I guess what this all boils down to is this: I can't make anymore specific commitments to the universe I created and, from what I'm hearing, has developed something of a cult following, to which I am quite flattered to hear. I WANT to bring out more of the Anthroverse and I WANT to explore my other characters while guest starring other people's as well. The thing is...I can't do it so readily anymore. At the same time, it would be a lie anymore to say that I'm leaving FA. 9 out of 10 people ALWAYS come back after saying they were leaving forever. FA has the majority popularity of the furry art fandom, unfortunately. So while their TOS is becoming more and more draconian, to migrate elsewhere would just feel empty and not worth doing because those other art and story websites just aren't as popular. DeviantART doesn't allow adult art at all and is otherwise too big a place for my tastes.
What I'm saying is that I'm not leaving, but I'm not making anymore specific commitments. If I ever have a burst of creative energy and I happen to be on my computer when I do, then I'll surely put that energy to use. But like a fire, that energy can suddenly fizzle out. I have no way of predicting when I'll be making and posting anything new, storywise. I can't afford to keep buying art commissions either, because in the end, I always want them to tell a story and it's the same with authors as it is with artists: Most just draw their own desired content rather than pay someone else to do it, since they have that ability already. Same with me as an author. There WAS someone who does story commissions, but me and him aren't friends anymore...or rather, according to him, we apparently never were. Like I said, I've said things I've come to regret and I've tried to make amends. But some people just have no capacity for forgiveness, choosing instead to cling to their distrust and fears of the past to prevent themselves from giving things another chance. I can't make anyone like me and I know I'm not perfect. I've seen it in others as well. I'm sure I've also cut ties with someone to a point where I have refused to rekindle anything with that person. I don't pretend to be better than anyone else. We're all only human. However, I AM aware of my faults and limitations and acknowledge them.

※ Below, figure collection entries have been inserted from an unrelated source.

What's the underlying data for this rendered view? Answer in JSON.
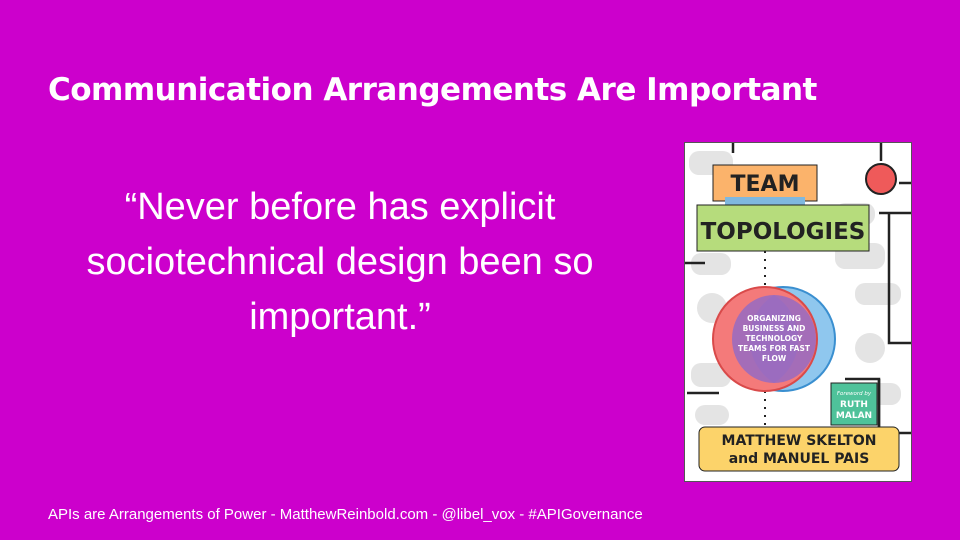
{
  "slide": {
    "title": "Communication Arrangements Are Important",
    "quote_lines": [
      "“Never before has explicit",
      "sociotechnical design been so",
      "important.”"
    ],
    "footer": "APIs are Arrangements of Power - MatthewReinbold.com - @libel_vox - #APIGovernance",
    "background_color": "#cc00cc"
  },
  "book_cover": {
    "title_line1": "TEAM",
    "title_line2": "TOPOLOGIES",
    "subtitle_lines": [
      "ORGANIZING",
      "BUSINESS AND",
      "TECHNOLOGY",
      "TEAMS FOR FAST",
      "FLOW"
    ],
    "foreword_label": "Foreword by",
    "foreword_name_lines": [
      "RUTH",
      "MALAN"
    ],
    "author_line1": "MATTHEW SKELTON",
    "author_line2": "and MANUEL PAIS"
  }
}
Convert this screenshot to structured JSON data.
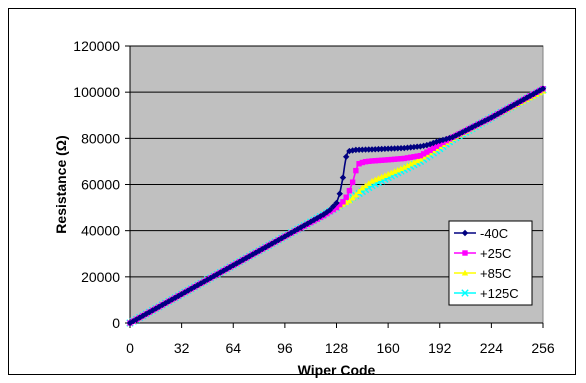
{
  "chart_data": {
    "type": "line",
    "title": "",
    "xlabel": "Wiper Code",
    "ylabel": "Resistance (Ω)",
    "xlim": [
      0,
      256
    ],
    "ylim": [
      0,
      120000
    ],
    "x_ticks": [
      0,
      32,
      64,
      96,
      128,
      160,
      192,
      224,
      256
    ],
    "y_ticks": [
      0,
      20000,
      40000,
      60000,
      80000,
      100000,
      120000
    ],
    "grid": "horizontal",
    "legend_position": "lower-right",
    "plot_background": "#c0c0c0",
    "series": [
      {
        "name": "-40C",
        "color": "#000080",
        "marker": "diamond",
        "x": [
          0,
          32,
          64,
          96,
          120,
          124,
          128,
          130,
          132,
          133,
          134,
          135,
          136,
          140,
          150,
          160,
          170,
          180,
          185,
          190,
          195,
          200,
          224,
          256
        ],
        "y": [
          0,
          12500,
          25000,
          37500,
          47000,
          49000,
          52000,
          56000,
          63000,
          68000,
          72000,
          74000,
          74500,
          75000,
          75200,
          75500,
          75800,
          76500,
          77200,
          78500,
          79500,
          80500,
          89000,
          101500
        ]
      },
      {
        "name": "+25C",
        "color": "#ff00ff",
        "marker": "square",
        "x": [
          0,
          32,
          64,
          96,
          120,
          128,
          132,
          135,
          138,
          140,
          141,
          142,
          145,
          150,
          160,
          170,
          180,
          186,
          192,
          200,
          224,
          256
        ],
        "y": [
          0,
          12500,
          25000,
          37500,
          46500,
          50000,
          52500,
          55500,
          61000,
          66000,
          68000,
          69000,
          69800,
          70200,
          70700,
          71300,
          72500,
          74800,
          77500,
          80500,
          89000,
          101500
        ]
      },
      {
        "name": "+85C",
        "color": "#ffff00",
        "marker": "triangle",
        "x": [
          0,
          32,
          64,
          96,
          128,
          136,
          140,
          144,
          150,
          160,
          170,
          180,
          192,
          200,
          224,
          256
        ],
        "y": [
          0,
          12500,
          25000,
          37500,
          50000,
          53000,
          55500,
          58500,
          61500,
          64500,
          67500,
          71000,
          76500,
          80000,
          89000,
          100500
        ]
      },
      {
        "name": "+125C",
        "color": "#00ffff",
        "marker": "x",
        "x": [
          0,
          32,
          64,
          96,
          128,
          136,
          144,
          150,
          160,
          170,
          180,
          192,
          200,
          224,
          256
        ],
        "y": [
          0,
          12500,
          25000,
          37500,
          50000,
          53500,
          57000,
          59500,
          63000,
          66500,
          70000,
          75500,
          79500,
          89000,
          101000
        ]
      }
    ]
  }
}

But as far as new content goes, it'll come whenever it comes. I just can't provide a timetable anymore. I'm not as young as I used to be.
tl;dr - Sorry for my absence, but I've come to realize three things: FA is becoming more and more restrictive, I'm an older fart and life/shit happens. I'm no longer able to commit to any specific timetables. I'll make and post something whenever I'm able to. It could take days, weeks, possibly even months before that happens. If you can be okay with that, then great! No, I'm not leaving the fandom, just getting my priorities straight and sadly, the furry fandom now sits a lot lower on my priority list now.
FA+

I know all your true fans will understand and be happy with whatever you're able to do whenever you're able to do it.